There’s an increasing chasm dividing the modern web. On one side, the 
commercial, monopolies-riddled, media-adored web. A web which has only 
one objective: making us click. It measures clicks optimise clicks, 
generates clicks. It gathers as much information as it could about us 
and spams every second of our life with ads, beep, notifications, 
vibrations, blinking LEDs, background music and fluorescent titles.

A web which boils down to Idiocracy in a Blade Runner landscape, a 
complete cyberpunk dystopia.

Then there’s the tech-savvy web. People who install adblockers or 
alternative browsers. People who try alternative networks such as 
Mastodon or, God forbid, Gemini. People who poke fun at the modern web 
by building true HTML and JavaScript-less pages.

Between those two extremes, the gap is widening. You have to choose your 
camp.

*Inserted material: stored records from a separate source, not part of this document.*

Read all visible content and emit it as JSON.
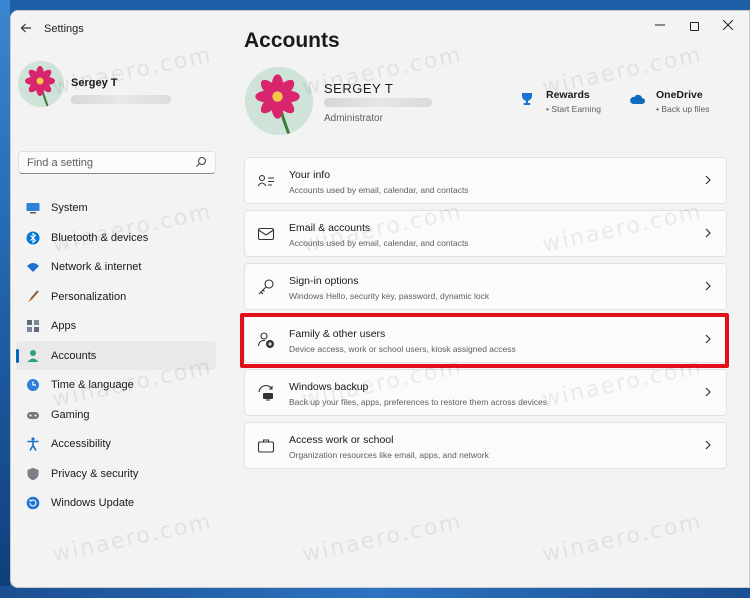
{
  "window": {
    "title": "Settings",
    "controls": {
      "minimize": "—",
      "close": "✕"
    }
  },
  "sidebar": {
    "profile": {
      "name": "Sergey T"
    },
    "search": {
      "placeholder": "Find a setting"
    },
    "items": [
      {
        "label": "System",
        "icon": "monitor-icon",
        "color": "#2f7fd8"
      },
      {
        "label": "Bluetooth & devices",
        "icon": "bluetooth-icon",
        "color": "#0078d4"
      },
      {
        "label": "Network & internet",
        "icon": "wifi-icon",
        "color": "#1c72cf"
      },
      {
        "label": "Personalization",
        "icon": "brush-icon",
        "color": "#d9743a"
      },
      {
        "label": "Apps",
        "icon": "apps-icon",
        "color": "#5f6b7a"
      },
      {
        "label": "Accounts",
        "icon": "person-icon",
        "color": "#2aa37a",
        "active": true
      },
      {
        "label": "Time & language",
        "icon": "globe-clock-icon",
        "color": "#2f7fd8"
      },
      {
        "label": "Gaming",
        "icon": "gamepad-icon",
        "color": "#7a7a7a"
      },
      {
        "label": "Accessibility",
        "icon": "accessibility-icon",
        "color": "#1a6fc9"
      },
      {
        "label": "Privacy & security",
        "icon": "shield-icon",
        "color": "#7b7f86"
      },
      {
        "label": "Windows Update",
        "icon": "update-icon",
        "color": "#1a73d1"
      }
    ]
  },
  "main": {
    "title": "Accounts",
    "user": {
      "name": "SERGEY T",
      "role": "Administrator"
    },
    "quick_links": [
      {
        "title": "Rewards",
        "subtitle": "Start Earning",
        "icon": "rewards-trophy-icon",
        "color": "#1a73d1"
      },
      {
        "title": "OneDrive",
        "subtitle": "Back up files",
        "icon": "onedrive-cloud-icon",
        "color": "#0f6cbd"
      }
    ],
    "cards": [
      {
        "title": "Your info",
        "subtitle": "Accounts used by email, calendar, and contacts",
        "icon": "person-card-icon"
      },
      {
        "title": "Email & accounts",
        "subtitle": "Accounts used by email, calendar, and contacts",
        "icon": "mail-icon"
      },
      {
        "title": "Sign-in options",
        "subtitle": "Windows Hello, security key, password, dynamic lock",
        "icon": "key-icon"
      },
      {
        "title": "Family & other users",
        "subtitle": "Device access, work or school users, kiosk assigned access",
        "icon": "person-add-icon",
        "highlighted": true
      },
      {
        "title": "Windows backup",
        "subtitle": "Back up your files, apps, preferences to restore them across devices",
        "icon": "backup-icon"
      },
      {
        "title": "Access work or school",
        "subtitle": "Organization resources like email, apps, and network",
        "icon": "briefcase-icon"
      }
    ]
  },
  "watermark": {
    "text": "winaero.com"
  },
  "colors": {
    "accent": "#0067c0",
    "highlight": "#e3101c",
    "background": "#f3f3f3"
  }
}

When browsing on the "normal web", it is increasingly required to 
disable at least part of your antifeatures-blockers to access content.

Most of the time, I don’t bother anymore. The link I clicked doesn’t 
open or is wrangled? Yep, I’m probably blocking some important third- 
party JavaScript. No, I don’t care. I’ve too much to read on a day 
anyway. More time for something else. I’m currently using kagi.com as my 
main search engine on the web. And kagi.com comes with a nice feature, a 
"non-commercial lens" (which is somewhat ironic given the fact that Kagi 
is, itself, a commercial search engine). It means it will try to 
deprioritize highly commercial contents. I can also deprioritize 
manually some domains. Like facebook.com or linkedin.com. If your post 
there, I’m less likely to read you. I’ve not even talked about the few 
times I use marginalia.nu.

Something strange is happening: it’s not only a part of the web which is 
disappearing for me. As I’m blocking completely google analytics, every 
Facebook domain and any analytics I can, I’m also disappearing for them. 
I don’t see them and they don’t see me!

Think about it! That whole "MBA, designers and marketers web" is now 
optimised thanks to analytics describing people who don’t block 
analytics (and bots pretending to be those people). Each day, I feel 
more disconnected from that part of the web.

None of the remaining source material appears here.